EU web 'hijack' hazard.
This is the claim by Darlington solicitor Ross Paterson, who says that unless a business secures its own .eu domain name, competitors could step in and make the .eu name their own.
While the commission is giving priority to companies with recognised rights to a .eu name, such as trademark holders, as long as they register on or before April 6, public bodies can register now.
Ross Paterson, of North-east law firm Blackett Hart and Pratt, said businesses with some prior rights can start registering from February - but for everyone else names will be assigned on a first come, first served basis from April 6.
Mr Paterson said he expected take up of .eu names to be significant, especially for those businesses that wanted to have a pan-European identity for their website and also their e-mail addresses.
But he warned that it could also provide fresh opportunities for so-called "cyber squatters".
He said: "In the past, cyber squatters, or individuals or companies that register a domain name with no intention of using it, have virtually held to ransom legitimate users who want to establish their company name on the Internet.

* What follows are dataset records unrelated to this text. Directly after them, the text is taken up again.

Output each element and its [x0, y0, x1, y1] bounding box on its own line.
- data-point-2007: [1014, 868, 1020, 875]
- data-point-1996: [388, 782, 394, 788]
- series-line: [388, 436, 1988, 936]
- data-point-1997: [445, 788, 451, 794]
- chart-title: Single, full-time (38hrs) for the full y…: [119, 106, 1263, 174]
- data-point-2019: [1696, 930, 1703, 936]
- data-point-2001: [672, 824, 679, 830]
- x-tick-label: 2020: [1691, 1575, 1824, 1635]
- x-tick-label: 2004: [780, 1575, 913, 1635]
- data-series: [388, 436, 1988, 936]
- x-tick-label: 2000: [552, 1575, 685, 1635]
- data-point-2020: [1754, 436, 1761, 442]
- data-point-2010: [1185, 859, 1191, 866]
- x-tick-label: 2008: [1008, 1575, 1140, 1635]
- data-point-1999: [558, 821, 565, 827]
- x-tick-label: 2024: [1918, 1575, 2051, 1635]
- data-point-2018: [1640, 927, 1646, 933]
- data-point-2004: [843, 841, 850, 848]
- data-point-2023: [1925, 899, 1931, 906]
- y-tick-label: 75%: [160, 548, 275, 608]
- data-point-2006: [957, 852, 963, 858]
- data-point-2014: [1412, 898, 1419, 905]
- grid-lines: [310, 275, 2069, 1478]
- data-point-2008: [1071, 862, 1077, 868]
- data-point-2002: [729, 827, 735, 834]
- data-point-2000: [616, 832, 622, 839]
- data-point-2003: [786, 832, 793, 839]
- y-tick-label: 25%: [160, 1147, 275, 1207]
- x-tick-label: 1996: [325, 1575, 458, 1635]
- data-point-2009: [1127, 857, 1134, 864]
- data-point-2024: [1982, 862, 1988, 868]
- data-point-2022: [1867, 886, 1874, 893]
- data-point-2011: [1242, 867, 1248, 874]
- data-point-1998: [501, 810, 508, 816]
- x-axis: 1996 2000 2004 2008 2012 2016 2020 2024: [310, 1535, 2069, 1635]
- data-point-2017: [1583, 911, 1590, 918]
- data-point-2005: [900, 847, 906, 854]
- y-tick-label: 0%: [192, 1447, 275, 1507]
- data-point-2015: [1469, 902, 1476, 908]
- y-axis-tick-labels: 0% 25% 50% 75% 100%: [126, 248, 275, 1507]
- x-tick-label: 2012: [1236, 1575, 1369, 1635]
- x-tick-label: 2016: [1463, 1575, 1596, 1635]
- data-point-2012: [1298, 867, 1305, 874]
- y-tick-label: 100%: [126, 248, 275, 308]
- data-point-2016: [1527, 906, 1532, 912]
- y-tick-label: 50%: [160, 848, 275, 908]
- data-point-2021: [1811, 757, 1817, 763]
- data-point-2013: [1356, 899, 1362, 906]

"The .eu domain provides a whole new range of possibilities for cyber squatters so companies may want to consider registering their name as soon as they're allowed to in order to protect their rights."
Independent organisation EURid - the European Registry of Internet Domain Names - has been selected by the European Commission to operate the new registry for .eu.
Registration costs 45 euros (about pounds 30) plus 10 euros (about pounds 7) per year thereafter and applications have to be filed through approved registrars who can add their own costs.